Is it mandatory to give '\0' for initialization of character arrays?

Question

Please see the code:

#include <stdio.h>
#include <string.h>

int main(void)
{
    char name[10] = {'L','e','s','s','o','n','s'}; // did not add `\0`
    char c;

    for (int i = 0; name[i] != '\0'; i++)
    {
        c = name[i];
        printf("%c", c);
    }

    return 0;
}

I did not give \0 at the end, but still it works.

My question: Is \0 added automatically in the above case?

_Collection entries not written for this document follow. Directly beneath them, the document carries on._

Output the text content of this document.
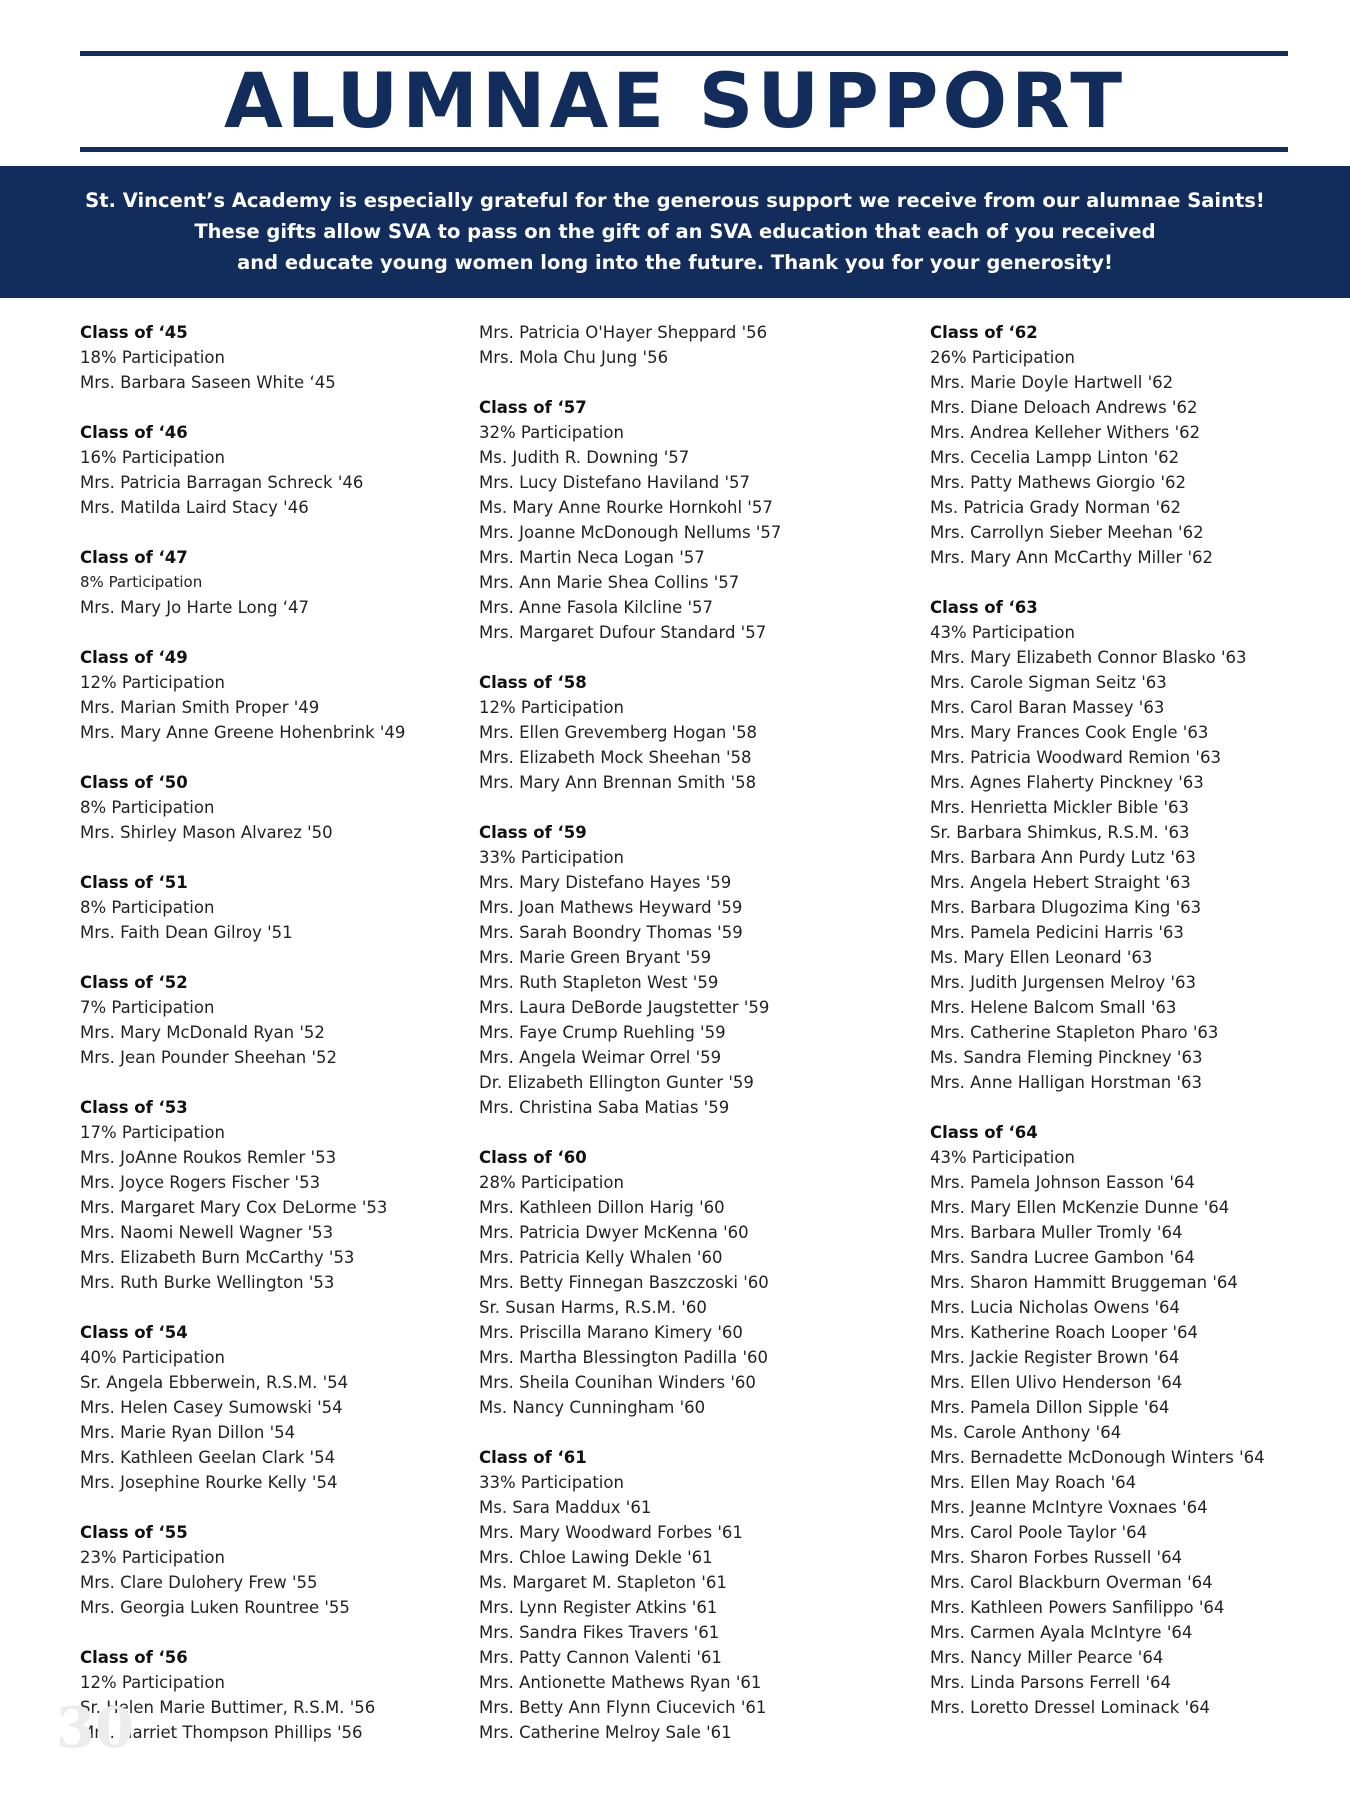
ALUMNAE SUPPORT
St. Vincent’s Academy is especially grateful for the generous support we receive from our alumnae Saints!
These gifts allow SVA to pass on the gift of an SVA education that each of you received
and educate young women long into the future. Thank you for your generosity!
Class of ‘45
18% Participation
Mrs. Barbara Saseen White ‘45
Class of ‘46
16% Participation
Mrs. Patricia Barragan Schreck '46
Mrs. Matilda Laird Stacy '46
Class of ‘47
8% Participation
Mrs. Mary Jo Harte Long ‘47
Class of ‘49
12% Participation
Mrs. Marian Smith Proper '49
Mrs. Mary Anne Greene Hohenbrink '49
Class of ‘50
8% Participation
Mrs. Shirley Mason Alvarez '50
Class of ‘51
8% Participation
Mrs. Faith Dean Gilroy '51
Class of ‘52
7% Participation
Mrs. Mary McDonald Ryan '52
Mrs. Jean Pounder Sheehan '52
Class of ‘53
17% Participation
Mrs. JoAnne Roukos Remler '53
Mrs. Joyce Rogers Fischer '53
Mrs. Margaret Mary Cox DeLorme '53
Mrs. Naomi Newell Wagner '53
Mrs. Elizabeth Burn McCarthy '53
Mrs. Ruth Burke Wellington '53
Class of ‘54
40% Participation
Sr. Angela Ebberwein, R.S.M. '54
Mrs. Helen Casey Sumowski '54
Mrs. Marie Ryan Dillon '54
Mrs. Kathleen Geelan Clark '54
Mrs. Josephine Rourke Kelly '54
Class of ‘55
23% Participation
Mrs. Clare Dulohery Frew '55
Mrs. Georgia Luken Rountree '55
Class of ‘56
12% Participation
Sr. Helen Marie Buttimer, R.S.M. '56
Mrs. Harriet Thompson Phillips '56
Mrs. Patricia O'Hayer Sheppard '56
Mrs. Mola Chu Jung '56
Class of ‘57
32% Participation
Ms. Judith R. Downing '57
Mrs. Lucy Distefano Haviland '57
Ms. Mary Anne Rourke Hornkohl '57
Mrs. Joanne McDonough Nellums '57
Mrs. Martin Neca Logan '57
Mrs. Ann Marie Shea Collins '57
Mrs. Anne Fasola Kilcline '57
Mrs. Margaret Dufour Standard '57
Class of ‘58
12% Participation
Mrs. Ellen Grevemberg Hogan '58
Mrs. Elizabeth Mock Sheehan '58
Mrs. Mary Ann Brennan Smith '58
Class of ‘59
33% Participation
Mrs. Mary Distefano Hayes '59
Mrs. Joan Mathews Heyward '59
Mrs. Sarah Boondry Thomas '59
Mrs. Marie Green Bryant '59
Mrs. Ruth Stapleton West '59
Mrs. Laura DeBorde Jaugstetter '59
Mrs. Faye Crump Ruehling '59
Mrs. Angela Weimar Orrel '59
Dr. Elizabeth Ellington Gunter '59
Mrs. Christina Saba Matias '59
Class of ‘60
28% Participation
Mrs. Kathleen Dillon Harig '60
Mrs. Patricia Dwyer McKenna '60
Mrs. Patricia Kelly Whalen '60
Mrs. Betty Finnegan Baszczoski '60
Sr. Susan Harms, R.S.M. '60
Mrs. Priscilla Marano Kimery '60
Mrs. Martha Blessington Padilla '60
Mrs. Sheila Counihan Winders '60
Ms. Nancy Cunningham '60
Class of ‘61
33% Participation
Ms. Sara Maddux '61
Mrs. Mary Woodward Forbes '61
Mrs. Chloe Lawing Dekle '61
Ms. Margaret M. Stapleton '61
Mrs. Lynn Register Atkins '61
Mrs. Sandra Fikes Travers '61
Mrs. Patty Cannon Valenti '61
Mrs. Antionette Mathews Ryan '61
Mrs. Betty Ann Flynn Ciucevich '61
Mrs. Catherine Melroy Sale '61
Class of ‘62
26% Participation
Mrs. Marie Doyle Hartwell '62
Mrs. Diane Deloach Andrews '62
Mrs. Andrea Kelleher Withers '62
Mrs. Cecelia Lampp Linton '62
Mrs. Patty Mathews Giorgio '62
Ms. Patricia Grady Norman '62
Mrs. Carrollyn Sieber Meehan '62
Mrs. Mary Ann McCarthy Miller '62
Class of ‘63
43% Participation
Mrs. Mary Elizabeth Connor Blasko '63
Mrs. Carole Sigman Seitz '63
Mrs. Carol Baran Massey '63
Mrs. Mary Frances Cook Engle '63
Mrs. Patricia Woodward Remion '63
Mrs. Agnes Flaherty Pinckney '63
Mrs. Henrietta Mickler Bible '63
Sr. Barbara Shimkus, R.S.M. '63
Mrs. Barbara Ann Purdy Lutz '63
Mrs. Angela Hebert Straight '63
Mrs. Barbara Dlugozima King '63
Mrs. Pamela Pedicini Harris '63
Ms. Mary Ellen Leonard '63
Mrs. Judith Jurgensen Melroy '63
Mrs. Helene Balcom Small '63
Mrs. Catherine Stapleton Pharo '63
Ms. Sandra Fleming Pinckney '63
Mrs. Anne Halligan Horstman '63
Class of ‘64
43% Participation
Mrs. Pamela Johnson Easson '64
Mrs. Mary Ellen McKenzie Dunne '64
Mrs. Barbara Muller Tromly '64
Mrs. Sandra Lucree Gambon '64
Mrs. Sharon Hammitt Bruggeman '64
Mrs. Lucia Nicholas Owens '64
Mrs. Katherine Roach Looper '64
Mrs. Jackie Register Brown '64
Mrs. Ellen Ulivo Henderson '64
Mrs. Pamela Dillon Sipple '64
Ms. Carole Anthony '64
Mrs. Bernadette McDonough Winters '64
Mrs. Ellen May Roach '64
Mrs. Jeanne McIntyre Voxnaes '64
Mrs. Carol Poole Taylor '64
Mrs. Sharon Forbes Russell '64
Mrs. Carol Blackburn Overman '64
Mrs. Kathleen Powers Sanfilippo '64
Mrs. Carmen Ayala McIntyre '64
Mrs. Nancy Miller Pearce '64
Mrs. Linda Parsons Ferrell '64
Mrs. Loretto Dressel Lominack '64
30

EDIT: What happens in these cases:

1. char name[7] = {'L','e','s','s','o','n','s'};
2. char name[8] = {'L','e','s','s','o','n','s'};

I apologize for editing the question.

Answer 1

In C, partially initialized arrays of any type are 0-initialized for the rest. So,

int foo[5] = {1, 2, 3};

will initialize foo with {1, 2, 3, 0, 0}. So, when you don't add '\0' to the end, not only will the end be '\0' (assuming the array is large enough to fit it), but all remaining elements of the array will be '\0'.

If your array isn't large enough to fit the null terminator, then it won't be added, nor should the value even matter. Reading past the end of an array is undefined behavior, which can lead to segfaults, garbage data, or worse.